For all the heat surrounding Nnamdi Kanu’s legal troubles, one thing must be said plainly: the supposed legal disagreement that some have tried to elevate into a principled debate has no grounding in any known law. It was, at best, courtroom revisionism; at worst, gaslighting in broad daylight.
Let’s be clear. Kanu was not targeted simply because he demanded a Biafran state. Nigeria has endured louder agitators. He was not prosecuted for the dream, but for the behaviour that stood in front of it—behaviour that revealed a worldview shaped not by statesmanship but by spectacle. His conduct in court reflected the very attitude he projected toward the Nigerian state and even toward the people he claimed to speak for. To downplay that is to downplay the pain of those who followed him in sincerity.
And this is the true tragedy: few political actors in the South-East have ever possessed the kind of raw influence and political space that Kanu did. The governors of the region were, in comparison, Lilliputians. He enjoyed mass support, rousing emotional capital, and a platform that could have changed the region’s political trajectory for a generation.

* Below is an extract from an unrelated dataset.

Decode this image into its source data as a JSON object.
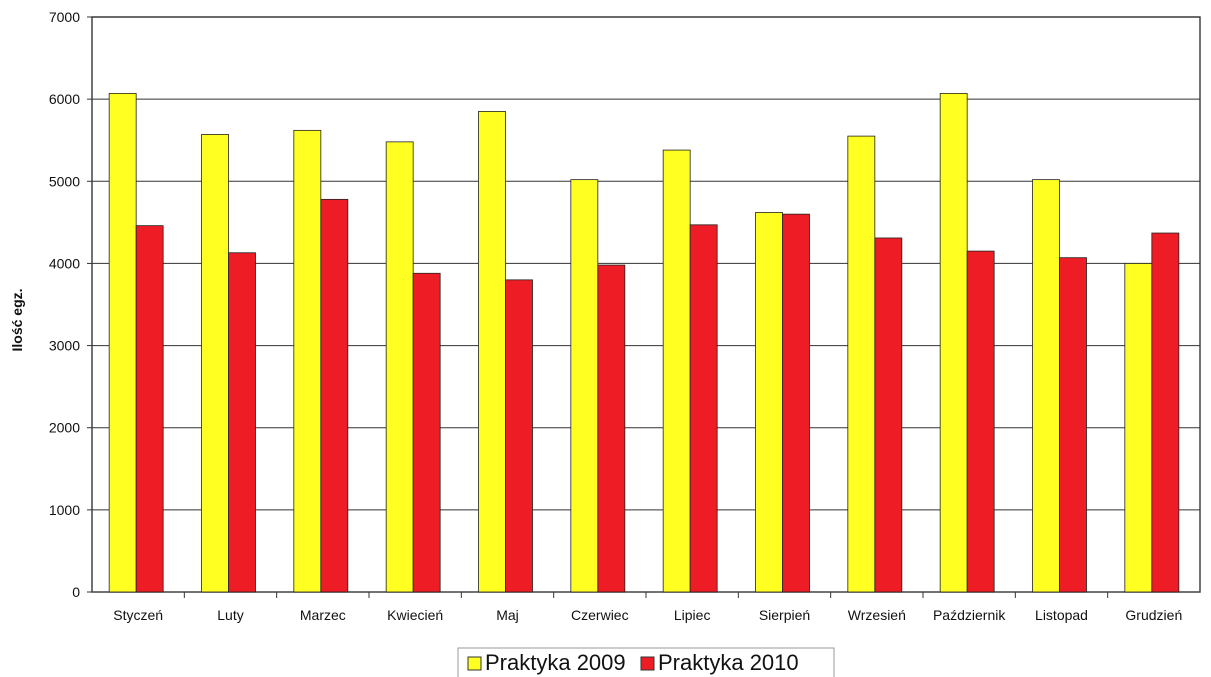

He could have used his popularity to seize legitimate political power across the South-East. He could have built a formidable referendum movement, or governed one of the states to demonstrate—practically—what a new, more just Biafran vision might look like. He could have done what Dim Chukwuemeka Odumegwu Ojukwu did before declaring secession: convene elders, intellectuals, industrialists, and traditional rulers. He could have exhausted the peaceful routes, negotiated like a man prepared for outcomes, and only after all else failed, consider what next.

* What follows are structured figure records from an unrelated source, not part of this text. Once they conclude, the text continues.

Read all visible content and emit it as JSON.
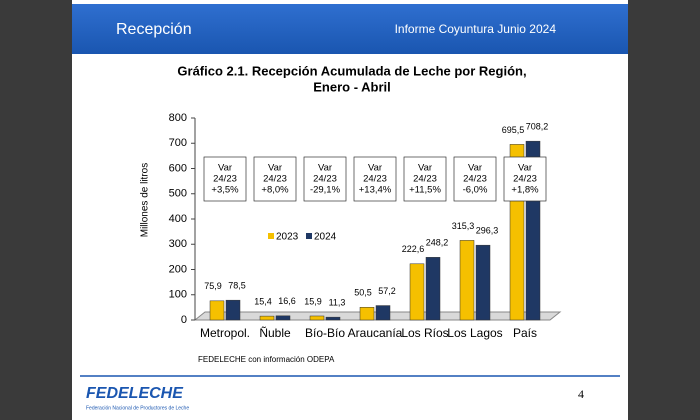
{
  "header": {
    "title": "Recepción",
    "subtitle": "Informe Coyuntura Junio 2024"
  },
  "chart_data": {
    "type": "bar",
    "title": "Gráfico 2.1. Recepción Acumulada de Leche por Región,",
    "subtitle": "Enero - Abril",
    "y_label": "Millones de litros",
    "categories": [
      "Metropol.",
      "Ñuble",
      "Bío-Bío",
      "Araucanía",
      "Los Ríos",
      "Los Lagos",
      "País"
    ],
    "series": [
      {
        "name": "2023",
        "color": "#f5c000",
        "values": [
          75.9,
          15.4,
          15.9,
          50.5,
          222.6,
          315.3,
          695.5
        ],
        "value_labels": [
          "75,9",
          "15,4",
          "15,9",
          "50,5",
          "222,6",
          "315,3",
          "695,5"
        ]
      },
      {
        "name": "2024",
        "color": "#1f3864",
        "values": [
          78.5,
          16.6,
          11.3,
          57.2,
          248.2,
          296.3,
          708.2
        ],
        "value_labels": [
          "78,5",
          "16,6",
          "11,3",
          "57,2",
          "248,2",
          "296,3",
          "708,2"
        ]
      }
    ],
    "ylim": [
      0,
      800
    ],
    "yticks": [
      0,
      100,
      200,
      300,
      400,
      500,
      600,
      700,
      800
    ],
    "annotations": [
      [
        "Var",
        "24/23",
        "+3,5%"
      ],
      [
        "Var",
        "24/23",
        "+8,0%"
      ],
      [
        "Var",
        "24/23",
        "-29,1%"
      ],
      [
        "Var",
        "24/23",
        "+13,4%"
      ],
      [
        "Var",
        "24/23",
        "+11,5%"
      ],
      [
        "Var",
        "24/23",
        "-6,0%"
      ],
      [
        "Var",
        "24/23",
        "+1,8%"
      ]
    ],
    "source": "FEDELECHE con información ODEPA"
  },
  "footer": {
    "logo": "FEDELECHE",
    "logo_caption": "Federación Nacional de Productores de Leche",
    "page": 4
  }
}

Instead, the approach became absolute. There was no Aburi. No roundtable. No coalition of thought. No patience for dissenting opinions within the movement. It was a politics of ultimatum: “my way or death.” And such a model has never birthed a stable nation—only personal fiefdoms and permanent agitation.
If Biafra were re-created today under such leadership, it risks resembling South Sudan: a nation where the price of independence became the inheritance of conflict, and where liberation was reduced to a vehicle for private ambition. There is, sadly, a thin line between Sudan and South Sudan—and the sacrifices of the people can easily become a wasted, circular struggle.
Compounding the problem is the vacuum created when the political leaders of the South-East, including voices like Osita, abdicated their responsibilities. Leadership spaces do not remain empty. They get filled—often not by the best, but by the loudest.
And so we arrive at the present crossroads.
Nigeria’s political contradictions remain, but the path forward cannot be built on the politics of personality or performance. It cannot rely on emotional crescendos with no institutional grounding. As has been rightly argued, the next chapter requires seriousness, strategy, coalition-building, and a reconstruction of the political muscle that once made the South-East a centre of excellence.
On that path, I agree wholeheartedly. There is no liberation without leadership, no freedom without structure, and no new dawn built on the foundations of impulsive absolutism.
The region—and indeed the nation—deserves better than theatre.